А Дорион снова вернулся к храму Эрехтейона и внимательно рассматривал крайнюю справа кариатиду. Вернувшись к отцу, он попросил:

— Не торопись, отец, такая мне радость постоять у храма Эрехтейона. Словно ко мне вернулось детство и я слышу голос деда Харитона: «Смотри, Дорион, на крайнюю справа кариатиду, это моя Эпиктета, твоя бабушка. Точь-в-точь Эпиктета, клянусь великим Зевсом». И мы, бывало, долго стояли у храма Эрехтейона, а дед то и дело смахивал слезинку.
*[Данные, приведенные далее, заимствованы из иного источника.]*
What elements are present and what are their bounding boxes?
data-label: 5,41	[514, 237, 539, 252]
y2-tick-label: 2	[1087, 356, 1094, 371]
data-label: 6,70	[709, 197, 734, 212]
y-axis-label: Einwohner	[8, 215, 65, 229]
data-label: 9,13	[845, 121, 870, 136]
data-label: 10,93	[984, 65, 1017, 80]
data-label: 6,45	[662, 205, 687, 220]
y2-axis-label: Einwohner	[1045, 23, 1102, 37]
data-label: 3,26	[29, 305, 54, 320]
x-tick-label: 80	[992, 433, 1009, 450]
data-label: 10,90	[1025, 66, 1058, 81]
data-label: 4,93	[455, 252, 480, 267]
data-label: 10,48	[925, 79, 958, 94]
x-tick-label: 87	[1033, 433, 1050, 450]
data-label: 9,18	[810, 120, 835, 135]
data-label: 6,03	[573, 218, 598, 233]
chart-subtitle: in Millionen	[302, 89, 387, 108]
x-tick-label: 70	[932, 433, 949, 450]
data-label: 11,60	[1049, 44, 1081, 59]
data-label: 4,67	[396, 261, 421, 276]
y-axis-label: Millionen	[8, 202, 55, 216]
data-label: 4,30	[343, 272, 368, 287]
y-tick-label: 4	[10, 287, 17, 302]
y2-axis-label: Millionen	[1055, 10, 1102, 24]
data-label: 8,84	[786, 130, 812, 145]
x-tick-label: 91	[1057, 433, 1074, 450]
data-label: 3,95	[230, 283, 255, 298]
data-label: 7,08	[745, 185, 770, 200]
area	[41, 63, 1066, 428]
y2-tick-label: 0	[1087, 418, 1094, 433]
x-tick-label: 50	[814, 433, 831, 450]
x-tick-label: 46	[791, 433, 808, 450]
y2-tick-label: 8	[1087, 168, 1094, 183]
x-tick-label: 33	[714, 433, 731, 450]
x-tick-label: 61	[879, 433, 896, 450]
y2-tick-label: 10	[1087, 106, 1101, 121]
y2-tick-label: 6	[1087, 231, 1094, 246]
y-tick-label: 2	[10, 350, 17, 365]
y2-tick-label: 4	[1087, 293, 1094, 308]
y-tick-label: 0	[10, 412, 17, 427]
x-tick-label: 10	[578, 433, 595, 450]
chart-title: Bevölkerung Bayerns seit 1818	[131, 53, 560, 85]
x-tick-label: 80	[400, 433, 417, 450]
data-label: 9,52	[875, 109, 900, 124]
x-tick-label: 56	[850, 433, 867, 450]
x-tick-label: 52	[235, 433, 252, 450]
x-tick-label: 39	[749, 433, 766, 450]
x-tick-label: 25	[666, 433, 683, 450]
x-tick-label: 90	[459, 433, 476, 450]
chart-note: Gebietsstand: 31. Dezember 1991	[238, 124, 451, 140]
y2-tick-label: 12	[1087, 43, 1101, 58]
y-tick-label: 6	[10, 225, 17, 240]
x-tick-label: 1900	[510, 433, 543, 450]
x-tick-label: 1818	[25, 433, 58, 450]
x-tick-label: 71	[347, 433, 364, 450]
Видно, очень он любил свою Эпиктету.

— Все мы любили нашу Эпиктету, — ответил Фемистокл. — Надо тебе сказать, что в юности я не мог понять, как объяснить удивительное сходство облика матери и прекрасной кариатиды. Ведь скульптор изваял ее более четырех столетий назад! И вот я нашел среди книг моего господина Праксия записки, написанные современником Перикла. Он писал о том, что скульпторы, изваявшие дивные лики кор на храме Эрехтейона, нередко бывали в нашем селении. Оно издавна славилось красивыми девушками. Так одна красавица послужила моделью для нашей любимой кариатиды. А спустя столетия появилась на свет Эпиктета, похожая на кариатиду. Видно, от далеких предков мы унаследовали наш облик и разум, искусные руки. Все это передавалось из поколения в поколение до наших дней.

— Иначе и невозможно объяснить это чудо, отец. Ведь ты хорошо помнишь свою матушку.